Noise triggers our irrelevance filter
We instinctively filter out what we perceive as irrelevant noise. If you are interrupted by an irrelevant email enough times, you will learn to ignore it. So, if a company posts 8 internal emails with no real news in them, why should you imagine that the ninth is suddenly important enough for you to stop your work and read it? Especially if it was written by AI because your internal comms team is chronically under resourced, and the product management leader wanted to see action.
When every update becomes everybody’s update, employees stop knowing what matters. Leaders mistake distribution for understanding and internal channels become crowded with messages that are individually reasonable but collectively exhausting. The company intranet (and email) becomes less like a comms channel and more like a very polite denial-of-service attack on everyone’s attention. Good internal comms does not make everyone louder on every channel. It creates a system where information reaches the people who will find it relevant, useful, or motivating.
Noise is destructive to focus, and just as we are trying to reduce it in the SOC, we need to reduce it across the organization.
Lessons from the SOC
Cybersecurity professionals build trust into the architecture with verified identities, access controls, audit trails, segmentation, source validation, escalation paths and clear ownership. AI is used to tune signals and reduce the noise. They know that a flood of low-value alerts makes analysts slower and increases risk.

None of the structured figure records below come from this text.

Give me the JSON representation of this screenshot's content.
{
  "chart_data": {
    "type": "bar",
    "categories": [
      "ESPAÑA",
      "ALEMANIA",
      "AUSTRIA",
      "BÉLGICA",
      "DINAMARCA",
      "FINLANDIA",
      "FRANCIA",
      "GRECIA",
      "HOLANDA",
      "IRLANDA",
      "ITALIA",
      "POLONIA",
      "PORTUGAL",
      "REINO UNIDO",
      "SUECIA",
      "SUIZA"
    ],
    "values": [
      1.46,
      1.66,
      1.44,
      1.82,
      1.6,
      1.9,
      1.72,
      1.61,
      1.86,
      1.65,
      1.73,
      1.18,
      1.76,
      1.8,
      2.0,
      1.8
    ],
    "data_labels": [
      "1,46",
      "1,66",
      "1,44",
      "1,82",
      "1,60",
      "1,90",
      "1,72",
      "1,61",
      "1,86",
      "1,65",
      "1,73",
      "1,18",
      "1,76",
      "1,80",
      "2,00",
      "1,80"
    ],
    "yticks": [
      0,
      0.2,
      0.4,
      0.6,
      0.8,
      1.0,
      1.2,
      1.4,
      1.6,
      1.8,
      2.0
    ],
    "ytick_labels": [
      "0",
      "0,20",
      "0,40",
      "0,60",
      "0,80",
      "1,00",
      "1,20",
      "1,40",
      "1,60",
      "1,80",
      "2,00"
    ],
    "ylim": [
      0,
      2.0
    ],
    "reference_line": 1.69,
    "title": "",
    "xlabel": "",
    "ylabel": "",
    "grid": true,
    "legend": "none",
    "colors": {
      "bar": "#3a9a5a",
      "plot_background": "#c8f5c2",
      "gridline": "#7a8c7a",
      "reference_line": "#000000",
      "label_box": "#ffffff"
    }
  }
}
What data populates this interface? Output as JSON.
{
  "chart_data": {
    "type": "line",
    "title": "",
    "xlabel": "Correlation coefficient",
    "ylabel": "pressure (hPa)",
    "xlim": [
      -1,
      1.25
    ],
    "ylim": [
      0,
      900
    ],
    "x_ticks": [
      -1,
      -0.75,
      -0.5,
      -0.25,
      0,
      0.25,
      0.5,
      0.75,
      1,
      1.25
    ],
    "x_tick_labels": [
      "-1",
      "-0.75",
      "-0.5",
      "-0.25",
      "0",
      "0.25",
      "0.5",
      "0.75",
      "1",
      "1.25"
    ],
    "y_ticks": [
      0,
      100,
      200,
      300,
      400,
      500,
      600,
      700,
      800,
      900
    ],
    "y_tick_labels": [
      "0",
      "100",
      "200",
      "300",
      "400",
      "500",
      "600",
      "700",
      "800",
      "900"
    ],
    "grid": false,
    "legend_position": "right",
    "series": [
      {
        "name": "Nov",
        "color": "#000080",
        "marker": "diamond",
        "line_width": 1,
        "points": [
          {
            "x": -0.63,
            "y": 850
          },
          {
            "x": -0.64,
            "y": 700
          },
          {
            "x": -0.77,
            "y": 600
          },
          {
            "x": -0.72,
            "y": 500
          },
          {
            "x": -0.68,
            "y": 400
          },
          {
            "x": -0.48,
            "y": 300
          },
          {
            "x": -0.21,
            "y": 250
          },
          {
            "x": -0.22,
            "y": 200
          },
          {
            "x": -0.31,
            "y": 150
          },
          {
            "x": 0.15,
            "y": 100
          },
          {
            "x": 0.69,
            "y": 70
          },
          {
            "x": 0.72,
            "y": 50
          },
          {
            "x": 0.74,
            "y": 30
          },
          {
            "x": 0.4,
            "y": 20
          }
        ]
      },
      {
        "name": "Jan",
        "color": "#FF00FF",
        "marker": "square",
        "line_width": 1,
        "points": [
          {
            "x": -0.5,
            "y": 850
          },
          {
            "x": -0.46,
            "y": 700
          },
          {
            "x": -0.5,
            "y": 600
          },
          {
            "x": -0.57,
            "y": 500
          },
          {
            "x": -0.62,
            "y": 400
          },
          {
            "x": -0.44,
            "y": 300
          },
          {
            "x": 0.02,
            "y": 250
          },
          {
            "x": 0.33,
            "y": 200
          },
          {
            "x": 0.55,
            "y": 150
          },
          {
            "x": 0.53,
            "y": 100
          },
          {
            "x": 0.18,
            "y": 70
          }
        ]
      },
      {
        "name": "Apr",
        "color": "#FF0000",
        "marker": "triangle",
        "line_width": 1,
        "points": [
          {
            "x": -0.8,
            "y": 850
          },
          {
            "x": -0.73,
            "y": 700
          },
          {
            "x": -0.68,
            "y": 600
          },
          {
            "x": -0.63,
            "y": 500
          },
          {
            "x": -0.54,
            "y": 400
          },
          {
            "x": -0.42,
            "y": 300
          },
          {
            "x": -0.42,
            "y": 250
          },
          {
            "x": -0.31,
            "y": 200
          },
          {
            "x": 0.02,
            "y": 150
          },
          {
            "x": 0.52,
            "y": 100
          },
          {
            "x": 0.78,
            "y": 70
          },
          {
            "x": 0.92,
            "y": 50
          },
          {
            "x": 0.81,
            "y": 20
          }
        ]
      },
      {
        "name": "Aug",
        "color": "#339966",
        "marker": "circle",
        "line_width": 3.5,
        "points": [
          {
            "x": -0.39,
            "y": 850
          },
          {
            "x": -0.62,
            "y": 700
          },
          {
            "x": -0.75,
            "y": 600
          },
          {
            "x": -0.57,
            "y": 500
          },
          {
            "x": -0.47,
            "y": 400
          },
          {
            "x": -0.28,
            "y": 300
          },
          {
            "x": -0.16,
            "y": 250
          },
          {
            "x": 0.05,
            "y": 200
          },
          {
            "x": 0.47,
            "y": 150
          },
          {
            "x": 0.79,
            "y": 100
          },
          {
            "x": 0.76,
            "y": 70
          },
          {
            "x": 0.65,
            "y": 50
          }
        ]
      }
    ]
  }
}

The intranet should do the same for organizational information. The platforms should enable role-based access to relevant groups, have built in friction to prevent the posting of noise, and creation dates and owners for all content. It also needs escalation paths to remove outdated information, so no time is wasted.
AI should not be used by internal comms (or anyone) to create more noise within an organization, its value is sort and filter fast. AI-driven intranets should route updates to the right audiences, summarize long material, identify FAQs and surface relevant information based on role, location, project or function.

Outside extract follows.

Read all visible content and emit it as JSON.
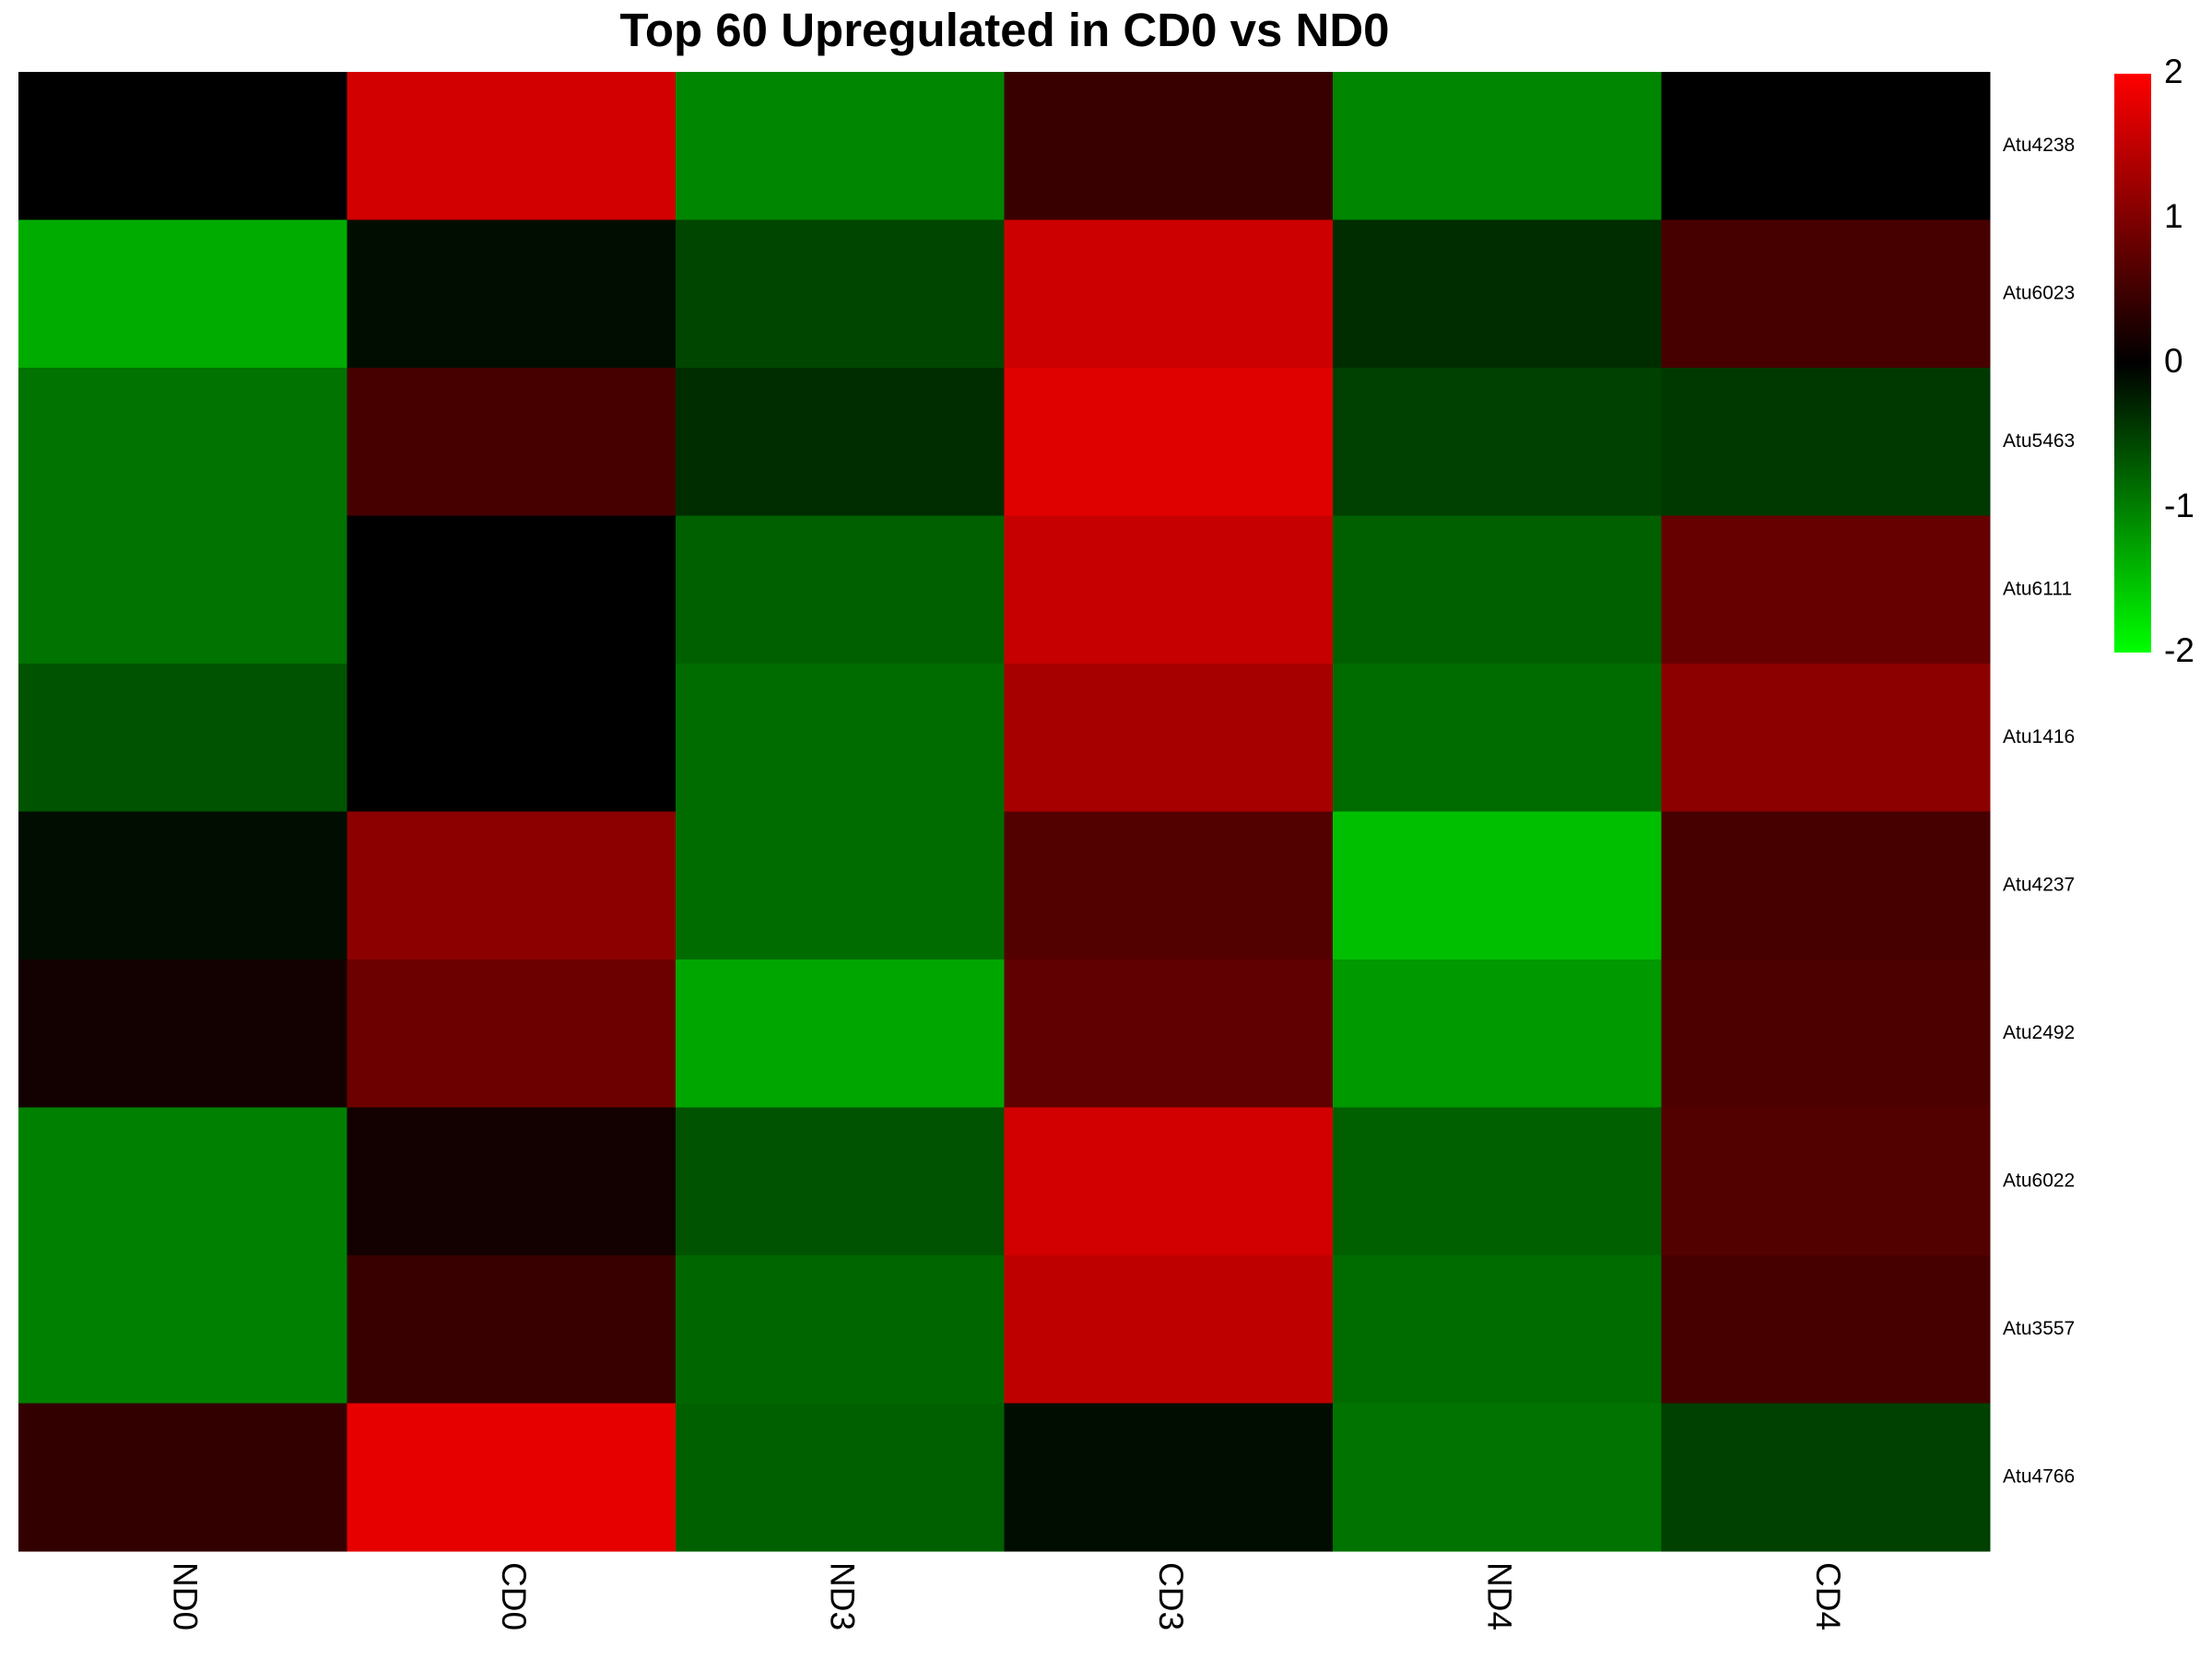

The responsibility for success still sits at the top, and culture cannot be delegated to the agents to fix. If the organization cannot decide what matters, has poor governance and a political culture in which every stakeholder insists their update is critical, AI will simply amplify it with an automated newsletter and cheery summary.
The operational risk of an employee base overwhelmed by noisy signals and unable to focus effectively extends far beyond the SOC or SecOps team.
It's never just noise, it's a business risk.